When put into the feeding pens, ducks in foie gras farms fear handlers and try to avoid them as much as they can. After the forced feeding, birds will begin panting and struggle to walk as they try to escape. Often ducks are injured during gavage. Their beaks can be wounded or broken, their esophagus damaged, and their tiny bodies can hardly handle the side effects of obesity brought on by the feedings.

Another often unseen cruelty in the foie gras industry is that farmers only raise male geese or ducks for foie gras. Female ducklings or geese are of no use to the foie gras industry, so they are thrown into grinders alive or suffocated shortly after they hatch. This killing process is similar to how farmers discard male chicks in egg farming facilities.

An anti-foie gras action by People for the Ethical Treatment of Animals.
Photo by: We Animals Media

At the dawn of the 21st century, animal rights activists began speaking out against foie gras and drawing attention to the cruel methods used against the ducks slaughtered for it. Over the years, several countries and states have passed laws limiting or banning foie gras; yet it is still considered a delicacy in some places, particularly in French cuisine.

Chicago became the first city to enact a restaurant ban against foie gras in 2006, though the state repealed the law in 2008. The same thing happened in California in 2012 when they passed a foie gras ban, which got revoked in 2015. In 2017, California’s foie gras ban was upheld by a circuit court judge and backed by the Supreme Court in 2019.

New York City passed a bill in 2019 to ban retailers and restaurants from selling foie gras. This bill was supposed to go into effect in November 2022. Still, as of January 2023, New York State is fighting the ban, saying it ‘violates state law’ because it ‘unreasonably restricts’ farm operations. The ban is on hold until lawsuits by Upstate New York Farms go through the courts.

In 2022, FARM Animal Rights Movement started a ‘Foie Gras Free DC’ campaign calling on restaurants in the Washington, D.C. area to stop using foie gras. The petition calling for restaurants to stop serving foie gras has reached over 27,000 signatures at the time of this article.

The petition states: “The production of foie gras is inhumane and unnecessary. The force-feeding process can cause injury to the esophagus, and the forcibly fattened birds can suffer from difficulty walking, vomiting, confinement, and more. And yet restaurants throughout Washington, D.C., are still serving it. We need your signatures to take to restaurants throughout D.C. to show them that foie gras should be a thing of the past!”. 

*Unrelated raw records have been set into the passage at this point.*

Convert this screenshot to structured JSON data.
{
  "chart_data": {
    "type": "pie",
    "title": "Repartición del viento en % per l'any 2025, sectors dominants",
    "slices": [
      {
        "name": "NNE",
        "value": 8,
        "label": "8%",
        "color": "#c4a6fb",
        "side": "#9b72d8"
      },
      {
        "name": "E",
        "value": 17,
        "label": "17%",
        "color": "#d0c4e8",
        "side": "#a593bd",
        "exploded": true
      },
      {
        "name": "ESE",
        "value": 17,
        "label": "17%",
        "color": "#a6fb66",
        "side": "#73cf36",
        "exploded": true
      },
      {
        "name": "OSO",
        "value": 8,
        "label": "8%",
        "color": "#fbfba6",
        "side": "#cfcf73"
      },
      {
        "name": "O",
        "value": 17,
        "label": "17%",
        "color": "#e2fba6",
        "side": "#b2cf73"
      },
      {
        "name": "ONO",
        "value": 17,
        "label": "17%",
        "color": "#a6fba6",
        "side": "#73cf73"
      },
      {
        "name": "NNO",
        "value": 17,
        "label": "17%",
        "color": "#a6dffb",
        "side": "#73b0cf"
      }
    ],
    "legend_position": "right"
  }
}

The Future is Foie Gras Free

There’s no denying that every ounce of foie gras comes with 100 lbs of cruelty. We look forward to a day when people discuss how barbaric previous generations were to condone the treatment these sentient beings suffer. Until that day, animal rights activists will never stop speaking out against the inhumane treatment of ducks around the world raised for foie gras.